Pattern-based Modeling and Development of Interactive Information Systems

Jürgen Engel, Christian Herdin, Christian Märtin, Universtität Augsburg

The project p.i.t.c.h. (pattern-based interactive tools for improved communication habits in knowledge transfers) was conducted by the Automation in Usability Engineering group (AUE) at Augsburg University of Applied Sciences in cooperation with two medium-sized enterprises with engineering and production background and several partners from communication sciences and the knowledge management domain. Several use scenarios have been defined considering recurring workflows, related knowledge demands and communication factors. Three use scenarios have been selected for the prototypical implementation: profile board, info log and collaborative reporting.
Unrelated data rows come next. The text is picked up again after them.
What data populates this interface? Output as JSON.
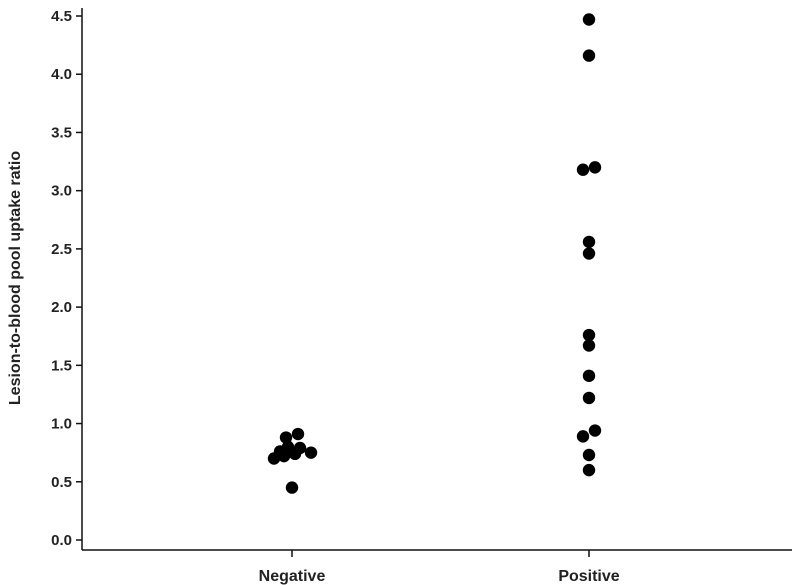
{
  "chart_data": {
    "type": "scatter",
    "title": "",
    "xlabel": "",
    "ylabel": "Lesion-to-blood pool uptake ratio",
    "categories": [
      "Negative",
      "Positive"
    ],
    "ylim": [
      0.0,
      4.5
    ],
    "yticks": [
      "0.0",
      "0.5",
      "1.0",
      "1.5",
      "2.0",
      "2.5",
      "3.0",
      "3.5",
      "4.0",
      "4.5"
    ],
    "grid": false,
    "marker_color": "#000000",
    "series": [
      {
        "category": "Negative",
        "values": [
          0.91,
          0.88,
          0.8,
          0.79,
          0.76,
          0.75,
          0.74,
          0.72,
          0.7,
          0.45
        ]
      },
      {
        "category": "Positive",
        "values": [
          4.47,
          4.16,
          3.2,
          3.18,
          2.56,
          2.46,
          1.76,
          1.67,
          1.41,
          1.22,
          0.94,
          0.89,
          0.73,
          0.6
        ]
      }
    ]
  }
}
In order to design and develop well-structured and associative multimedia user interfaces for accessing and sharing the organizational knowledge, we applied a hierarchical pattern-language approach that uses various pattern-types on different levels of abstraction to cover all UI-related aspects of knowledge sharing applications. In this sense, the three above mentioned use scenarios can be regarded as patterns of the highest abstraction level, which are iteratively substantiated by patterns of lower abstractions. The resulting pattern hierarchy is used within a semi-automated user interface generation process which combines model-based and pattern-based development techniques. By exploiting information inherent to task-models and the patterns and their relationships inside the pattern hierarchy it is intended to achieve a maximum degree of automation for the generation of artifacts from abstract and semi-abstract user interface models down to the resulting UI source code.

In a first step the .p.i.t.c.h. application was realized for desktop computers with large screens (15 in. or bigger) and high resolution (1024×768 px. or better). After this it appeared the demand to have the application also available on mobile devices. Therefore it was necessary to redesign the user interface in order to support small displays with the size of 35×41 mm (or alike) and a resolution of 176×208 px. (or alike).

Such context changes can be facilitated by transforming patterns and potentially their relationships inside the pattern hierarchy. Basically there exist three different types of pattern-based transformations. At first there is the option to use the same pattern in the source as well as in the target context, i.e. the sameness on an abstract pattern-level. A second possibility is to apply the same pattern, but to vary in extensiveness, e.g. to include more or less items in a menu bar or to incorporate much or sparse content into a screen. The third option is to completely reorganize the structure and replace patterns by one or multiple different ones. Basically multiple equivalent pattern transformations may coexist for a specific pattern and a specific context, i.e. that you have transformation alternatives.

The intended paper will show details of the used pattern definitions and transformation rules which are necessary to migrate an application’s user interface to a different context of use.